Here, the defendants asserted that in light of the denial of an application by the plaintiff for accidental disability retirement benefits and the dismissal of the plaintiff’s proceeding pursuant to CPLR article 78 to review the denial of that application, the plaintiff was collaterally estopped from claiming that she suffered a work-related injury. Therefore, the defendants argued that the plaintiff could not establish that she would have prevailed in the FELA action but for the defendants’ alleged negligent failure to prosecute that action. Contrary to the defendants’ contention, however, the defendants failed to demonstrate an identity of issues between the FELA action and the determination of either the plaintiff’s application for accidental disability retirement benefits or the CPLR article 78 proceeding (see Weslowski v Zugibe, 167 AD3d 972, 975). Whereas the FELA action involved the issue of whether the MTA’s alleged negligence played any part in producing the injuries for which the plaintiff sought damages (see Rogers v Missouri Pacific R. Co., 352 US 500, 506; Grasso v Long Is. R.R., 306 AD2d 378, 379), that issue was not litigated and necessarily decided against the plaintiff either in the context of her application for accidental disability retirement benefits or in the CPLR article 78 proceeding (see Kenny v New York City Tr. Auth., 275 AD2d 639, 640). Thus, the defendants failed to establish their prima facie entitlement to judgment as a matter of law dismissing the cause of action alleging legal malpractice based upon the doctrine of collateral estoppel.

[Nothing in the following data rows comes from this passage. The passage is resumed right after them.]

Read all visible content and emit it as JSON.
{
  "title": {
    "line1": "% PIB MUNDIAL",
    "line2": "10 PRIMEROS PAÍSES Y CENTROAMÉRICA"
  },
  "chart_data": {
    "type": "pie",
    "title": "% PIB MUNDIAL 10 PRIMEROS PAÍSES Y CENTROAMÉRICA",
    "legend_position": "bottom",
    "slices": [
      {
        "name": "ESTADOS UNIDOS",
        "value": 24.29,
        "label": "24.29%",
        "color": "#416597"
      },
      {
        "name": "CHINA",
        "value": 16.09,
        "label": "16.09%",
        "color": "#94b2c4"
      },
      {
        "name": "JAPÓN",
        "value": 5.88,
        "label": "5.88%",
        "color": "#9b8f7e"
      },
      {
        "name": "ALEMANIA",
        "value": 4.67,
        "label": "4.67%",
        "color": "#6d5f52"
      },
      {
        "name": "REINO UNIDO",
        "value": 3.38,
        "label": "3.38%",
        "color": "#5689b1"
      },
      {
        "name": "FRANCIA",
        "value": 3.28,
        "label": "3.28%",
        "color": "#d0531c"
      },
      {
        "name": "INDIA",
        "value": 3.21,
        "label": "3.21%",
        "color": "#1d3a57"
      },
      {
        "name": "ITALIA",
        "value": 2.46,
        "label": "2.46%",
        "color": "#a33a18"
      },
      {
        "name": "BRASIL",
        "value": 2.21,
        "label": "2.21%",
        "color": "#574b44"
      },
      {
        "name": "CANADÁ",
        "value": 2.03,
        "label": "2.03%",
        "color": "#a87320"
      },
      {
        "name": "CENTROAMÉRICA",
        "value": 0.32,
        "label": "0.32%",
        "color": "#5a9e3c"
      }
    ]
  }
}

The defendants also failed to establish, prima facie, that the MTA neither created nor had actual or constructive notice of the alleged dangerous conditions at issue in the FELA action (see Lauzon v Stop & Shop Supermarket, 188 AD3d 856, 857; Ariza v Number One Star Mgt. Corp., 170 AD3d 639, 639). Thus, the defendants failed to demonstrate, prima facie, that the plaintiff would not have prevailed in the FELA action but for their alleged failure to prosecute that action (see Detoni v McMinkens, 147 AD3d 1018, 1020).”